Observatif Ilmu Falak Universitas Muhammadiyah (OIF UMSU) melakukan pemantauan gerhana matahari hibrida hari ini. Karena faktor cuaca, gerhana matahari hibrida hanya terlihat 3,36 persen dari Kota Medan.
"Gerhana yang terjadi di tempat kita saat ini di Medan atau Sumut disebut dengan gerhana sebagian atau gerhana hibrida di mana secara umum secara Indonesia di beberapa wilayah seperti Aceh tidak masuk dalam lintasan gerhana dan khusus kita di Medan hanya mendapatkan fase gerhana sekitar 3,36 persen saja, hanya sedikit bagian dari matahari itu yang terkena gerhana," ujar Kepala OIF UMSU, Aswin, Rabu (20/4/2023).
Aswin menjelaskan walau hanya sekitar tiga persen, pihaknya masih dapat melihat proses gerhana matahari hibrida dalam waktu beberapa menit.
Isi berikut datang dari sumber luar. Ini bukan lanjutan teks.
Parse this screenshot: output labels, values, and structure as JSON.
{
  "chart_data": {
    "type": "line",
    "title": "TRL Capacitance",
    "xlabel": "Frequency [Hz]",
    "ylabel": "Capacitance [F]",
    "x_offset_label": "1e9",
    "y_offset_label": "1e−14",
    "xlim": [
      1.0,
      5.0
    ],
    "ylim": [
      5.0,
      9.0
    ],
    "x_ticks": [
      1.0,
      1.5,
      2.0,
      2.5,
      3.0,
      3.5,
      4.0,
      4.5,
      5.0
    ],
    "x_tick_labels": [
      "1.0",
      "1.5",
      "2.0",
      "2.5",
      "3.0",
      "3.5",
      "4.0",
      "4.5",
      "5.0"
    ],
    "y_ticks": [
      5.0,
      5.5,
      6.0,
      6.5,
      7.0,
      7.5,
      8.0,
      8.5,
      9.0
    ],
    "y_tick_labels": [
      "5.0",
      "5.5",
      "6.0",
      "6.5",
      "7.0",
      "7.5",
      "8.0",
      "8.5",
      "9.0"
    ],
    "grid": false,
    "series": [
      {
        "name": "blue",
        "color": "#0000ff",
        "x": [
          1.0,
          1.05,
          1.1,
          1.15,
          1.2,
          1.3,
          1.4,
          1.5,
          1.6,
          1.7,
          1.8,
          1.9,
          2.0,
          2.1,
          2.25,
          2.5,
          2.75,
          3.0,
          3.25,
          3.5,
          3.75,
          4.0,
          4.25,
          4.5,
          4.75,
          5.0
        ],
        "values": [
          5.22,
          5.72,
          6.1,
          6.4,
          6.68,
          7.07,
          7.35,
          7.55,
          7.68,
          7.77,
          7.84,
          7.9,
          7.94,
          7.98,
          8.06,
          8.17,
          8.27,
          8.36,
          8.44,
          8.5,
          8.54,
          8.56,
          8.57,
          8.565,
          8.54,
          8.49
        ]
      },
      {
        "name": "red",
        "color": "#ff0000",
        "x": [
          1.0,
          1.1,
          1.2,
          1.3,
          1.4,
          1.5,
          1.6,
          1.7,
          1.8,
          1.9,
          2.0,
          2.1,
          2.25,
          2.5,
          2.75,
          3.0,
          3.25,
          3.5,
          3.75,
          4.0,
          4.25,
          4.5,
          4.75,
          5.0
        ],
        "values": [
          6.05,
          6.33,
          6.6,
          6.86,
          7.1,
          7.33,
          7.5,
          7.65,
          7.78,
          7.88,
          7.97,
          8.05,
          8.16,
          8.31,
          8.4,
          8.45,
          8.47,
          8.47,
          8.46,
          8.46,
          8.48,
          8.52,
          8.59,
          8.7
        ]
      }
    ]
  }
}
Selain itu Kota Medan yang diselimuti awan menyebabkan pemantauan gerhana matahari menjadi terkendala.
SCROLL TO CONTINUE WITH CONTENT
"Tapi yang sudah kita saksikan bersama tadi melalui teleskop, walaupun hanya 3 persen tapi kita bisa melihat fase atau proses gerhana yang terjadi dengan menggunakan teleskop yang sudah kita praktikkan," ujarnya.
"Sejak pagi tadi jam 8 saat persiapan cuaca tidak begitu mendukung dan memang sudah pola Medan secara garis besar sudah diinformasikan BMKG bahwa cuaca atau awan kerap meliputi langit di Kota Medan. Hari ini keadaan tidak mendukung, awan menutupi tapi walaupun begitu beberapa menit kita bisa menyaksikan matahari tersingkap untuk melihat fenomena gerhana," sambungnya.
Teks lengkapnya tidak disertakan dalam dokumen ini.